Weaknesses in the school-to-work system come at a significant cost to the taxpayer. In 2011/12, £2.5 billion was spent on out-of-work benefits for the under-25s; a further £6 billion was spent on other benefits and tax credits for this group. Over half (52 per cent) of young people claiming ESA (and incapacity benefit) have been doing so for over a year, as have 61 per cent of under-25s on income support. Young people who fail to attain a good education or make early connections to the labour market face a far greater risk of future periods of unemployment and low earnings.
It is impossible to reduce the number of 18-24-year-olds who are NEET to zero - there will always be short periods when a young person is in a state of transition - and a return to sustained economic growth is a precondition for the headline rate of youth unemployment to fall.
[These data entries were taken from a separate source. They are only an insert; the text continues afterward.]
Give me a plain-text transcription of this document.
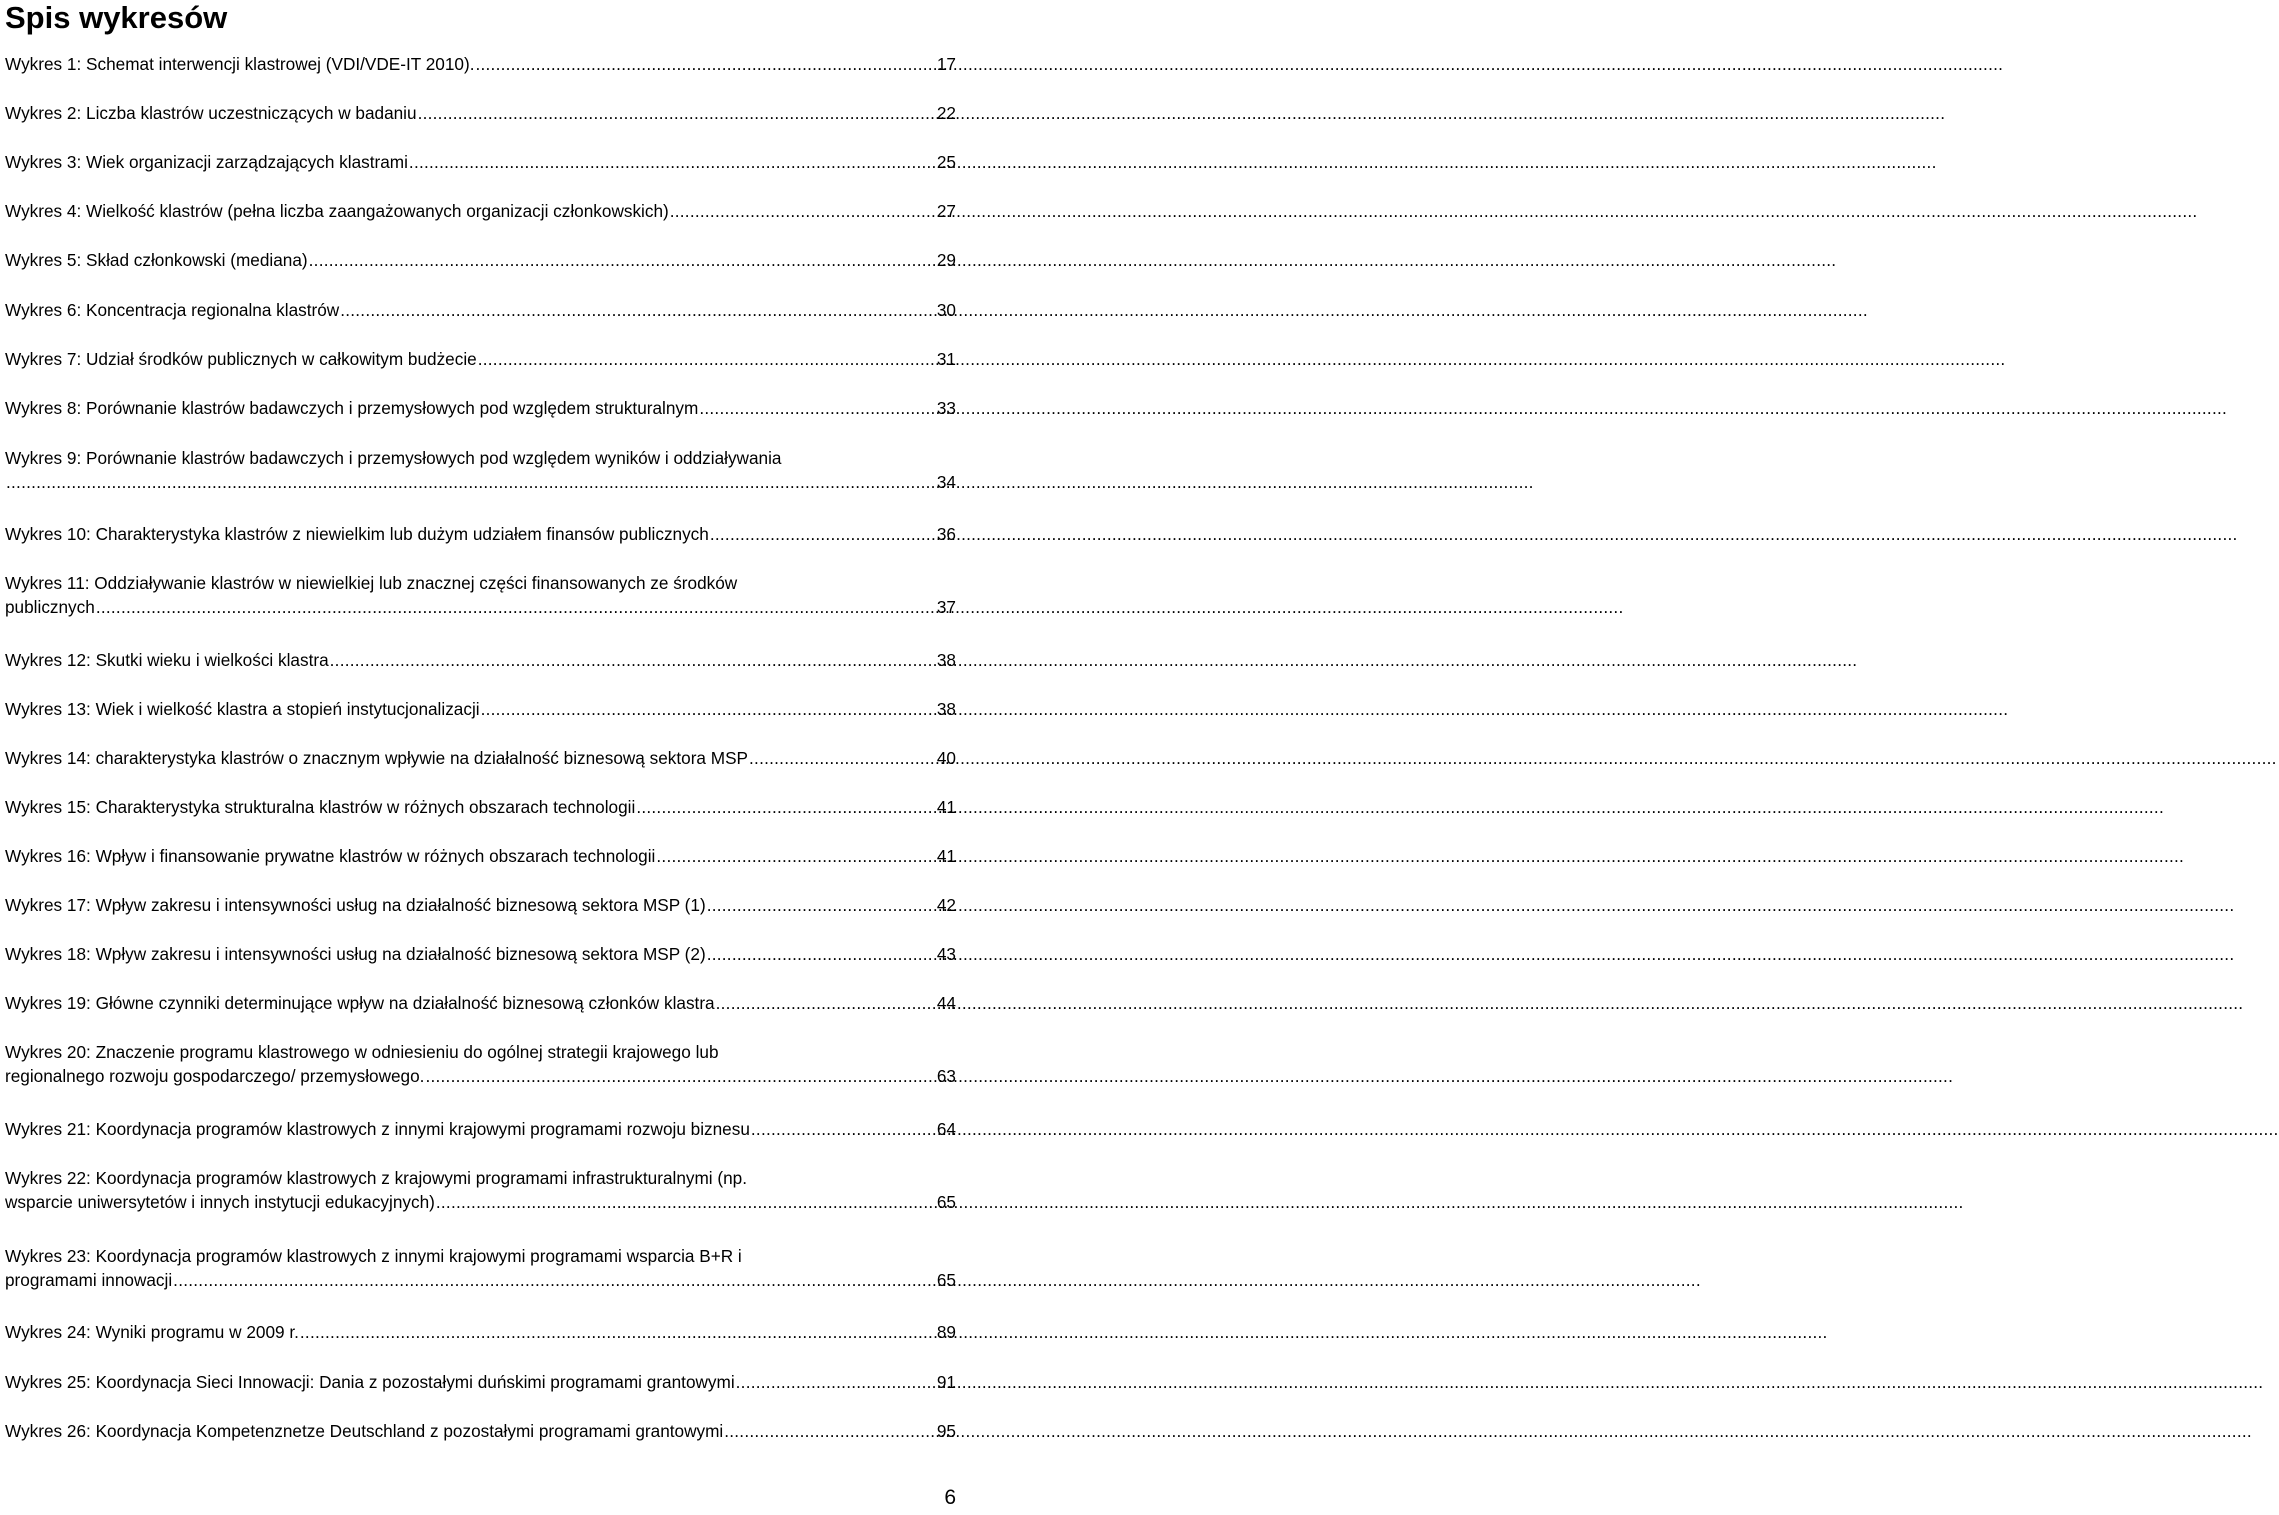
Spis wykresów
Wykres 1: Schemat interwencji klastrowej (VDI/VDE-IT 2010). .....	17
Wykres 2: Liczba klastrów uczestniczących w badaniu .....	22
Wykres 3: Wiek organizacji zarządzających klastrami .....	25
Wykres 4: Wielkość klastrów (pełna liczba zaangażowanych organizacji członkowskich) .....	27
Wykres 5: Skład członkowski (mediana) .....	29
Wykres 6: Koncentracja regionalna klastrów .....	30
Wykres 7: Udział środków publicznych w całkowitym budżecie .....	31
Wykres 8: Porównanie klastrów badawczych i przemysłowych pod względem strukturalnym .....	33
Wykres 9: Porównanie klastrów badawczych i przemysłowych pod względem wyników i oddziaływania
.....
34
Wykres 10: Charakterystyka klastrów z niewielkim lub dużym udziałem finansów publicznych .....	36
Wykres 11: Oddziaływanie klastrów w niewielkiej lub znacznej części finansowanych ze środków
publicznych .....	37
Wykres 12: Skutki wieku i wielkości klastra .....	38
Wykres 13: Wiek i wielkość klastra a stopień instytucjonalizacji .....	38
Wykres 14: charakterystyka klastrów o znacznym wpływie na działalność biznesową sektora MSP .....	40
Wykres 15: Charakterystyka strukturalna klastrów w różnych obszarach technologii .....	41
Wykres 16: Wpływ i finansowanie prywatne klastrów w różnych obszarach technologii .....	41
Wykres 17: Wpływ zakresu i intensywności usług na działalność biznesową sektora MSP (1) .....	42
Wykres 18: Wpływ zakresu i intensywności usług na działalność biznesową sektora MSP (2) .....	43
Wykres 19: Główne czynniki determinujące wpływ na działalność biznesową członków klastra .....	44
Wykres 20: Znaczenie programu klastrowego w odniesieniu do ogólnej strategii krajowego lub
regionalnego rozwoju gospodarczego/ przemysłowego. .....	63
Wykres 21: Koordynacja programów klastrowych z innymi krajowymi programami rozwoju biznesu .....	64
Wykres 22: Koordynacja programów klastrowych z krajowymi programami infrastrukturalnymi (np.
wsparcie uniwersytetów i innych instytucji edukacyjnych) .....	65
Wykres 23: Koordynacja programów klastrowych z innymi krajowymi programami wsparcia B+R i
programami innowacji .....	65
Wykres 24: Wyniki programu w 2009 r. .....	89
Wykres 25: Koordynacja Sieci Innowacji: Dania z pozostałymi duńskimi programami grantowymi .....	91
Wykres 26: Koordynacja Kompetenznetze Deutschland z pozostałymi programami grantowymi .....	95
6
However, unlike previous reforms, our new proposals directly address the well-known weaknesses in this country by ensuring that young people can complete their initial education and gain practical work experience, while not drifting into inactivity.
There are three key planks to our proposed strategy:
- A youth allowance should replace existing out-of-work benefits for 18-24-year-olds and provide financial support for young people who need it, conditional on participation in purposeful training or intensive job-search. Access to inactive benefits should be closed off for all but a very small minority. To pay for this substantial expansion of financial support for young people who are currently NEET or in further education, the youth allowance should be paid at a standard rate and be means tested on the basis of parental income until the young person is over the age of 21. This would mirror the rules for access to the higher education maintenance grant. There should also be a presumption that young people are housed by their parents until they are over 21, with exceptions for those with a child, a disability or in employment.
- A youth guarantee should be established that offers young people access to further education or vocational training plus intensive support to find work or an apprenticeship. For those not learning or earning after six months, paid work experience and traineeships should be provided, with no option to refuse and continue receiving the youth allowance. The youth guarantee would ensure that young people can complete their initial education and gain practical employability skills, while not drifting into inactivity. To pay for this substantial expansion of provision for young people, expenditure on 18-24-year-olds in the Work Programme should be re-directed, along with adult skills and apprenticeship funding for over-24s. In addition, parents' entitlement to child benefit and child tax credit should cease at the end of the school year after their child has turned 18, when their entitlement to youth allowance begins.
- The government should set national objectives and priorities for the youth guarantee, but the leadership of local areas should be mobilised to organise and deliver it. Decentralisation should start with London and the eight 'core cities' in England taking on resources and responsibility for their young people. These cities should establish strong governance arrangements, including a central role for employers, along with plans for commissioning a diverse network of local providers. In other parts of England the youth guarantee should be commissioned nationally and delivered through existing agencies and providers (with local input wherever possible). In every area, the personal adviser model should be paramount and data on performance against headline national objectives should be regularly published. To increase opportunity and drive employer engagement, large firms that do not offer apprenticeships for young people should pay a 'youth levy' to train and prepare the future workforce.
This report also sets out cost estimates for the new proposals and funding measures, including options to further limit or offset costs in the long term.
There is evidence to suggest this reform could attract widespread public support. In polling conducted earlier this year by YouGov for IPPR, 60 per cent of people said they would support 'Keeping young people out of the adult welfare system, restricting their access to things like disability benefits and social housing, but providing financial support for and greater access to education, apprenticeships and opportunities for work-with-training'. The proposal was strongly supported by Conservative, Labour and Liberal Democrat supporters alike.